En estos años, y gracias a los avances en neurobiología, también se ha vivido un relanzamiento de las teorías visuales de la dislexia, especialmente por los descubrimientos de deficiencias en el sistema visual magnocelular de los disléxicos (Lovegrove, Martin, y Slaghuis, 1986) que podrían provocar dificultades de lectura (Livingstone, Rosen, Drislane, y Galaburda, 1991; Galaburda y Livingstone, 1993).

En la Universidad de Yale, EEUU, el matrimonio Shaywitz y sus colaboradores han estudiado detalladamente el problema de la clasificación correcta de la dislexia.

Pennington, un psicólogo clínico de la Universidad de Denver, EEUU, también ha contribuido a mejorar la nosológica de los disléxicos. Además, ha confirmado muchas teorías, ya clásicas de la dislexia, como las deficiencias fonológicas, que según él, perduran toda la vida, así como el hecho de que la lectura está más relacionada con el habla que con la visión.

La dislexia es actualmente un campo de estudio interdisciplinar, que abarca disciplinas como la educación y la neurobiología.

Una definición moderna de la dislexia son las del World Federation of Neurology, la de la Clasificación Internacional de las Enfermedades (CIE-10), o la del Diagnostic and Statistical Manual of Mental Disorders IV.

Una definición que expresa la mentalidad actual es la siguiente, publicada por Lyon (1995) en la revista “Annals of Dyslexia": “La dislexia es un trastorno específico, de base lingüística de origen constitucional, caracterizado por dificultades en la decodificación de palabras aisladas, generalmente producidas por un procesamiento fonológico inadecuado. Estas dificultades no guardan relación con la edad, ni con otras habilidades cognitivas o académicas; tampoco son el resultado de un trastorno general de desarrollo o de un defecto sensorial.
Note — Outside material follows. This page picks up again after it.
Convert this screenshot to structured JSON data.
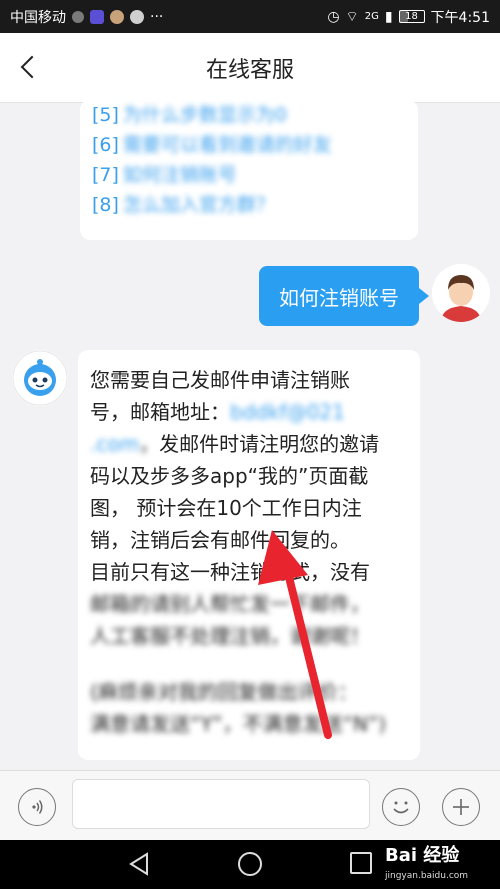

La dislexia se manifiesta por dificultades de diversa gravedad en diferentes formas de lenguaje, incluyendo a menudo, además de los problemas de lectura, un problema notorio en el aprendizaje de la capacidad de escribir y deletrear”.

  1. Etiología de la dislexia



    1. Introducción

La discusión sobre el origen de la dislexia aún sigue vigente. Por ello, en este apartado se exponen diversas teorías referidas a su etiología.

Siguiendo escritos de diferentes autores se puede concluir que las explicaciones se agrupan principalmente en tres áreas o perspectivas: biológica o hereditaria; neurológica y de tipo cognitivo.

Son varios los autores tales como Hirsch, Jansky y Langford, que sugieren que hay una demora en la tasa de adquisición de ciertas habilidades evolutivas. Por ejemplo, Satz y sus colaboradores juzgan la existencia de una relación entre el retraso en el desarrollo del hemisferio izquierdo y la lectura. Desde este tipo de modelo se sugiere que o existe un retraso en el funcionamiento cortical en ese hemisferio, que impediría la especialización temprana para las funciones lingüísticas, y por tanto, daría lugar a problemas con el lenguaje escrito; o bien un retraso en las capacidades perceptivas y motoras, lo que daría lugar a que el niño no estuviera “maduro” para aprender el lenguaje escrito en sus primeras etapas.

    1. Perspectiva biológica

A comienzos de siglo, dominaba en la Psicología, la visión ambientalista de las diferencias en habilidades cognitivas. Pero, hace ya tiempo que los psicólogos optaron por una visión más equilibrada entre factores ambientalistas y biológicos en el desarrollo de las funciones cognitivas, otorgándole a la herencia gran importancia en la configuración de la inteligencia.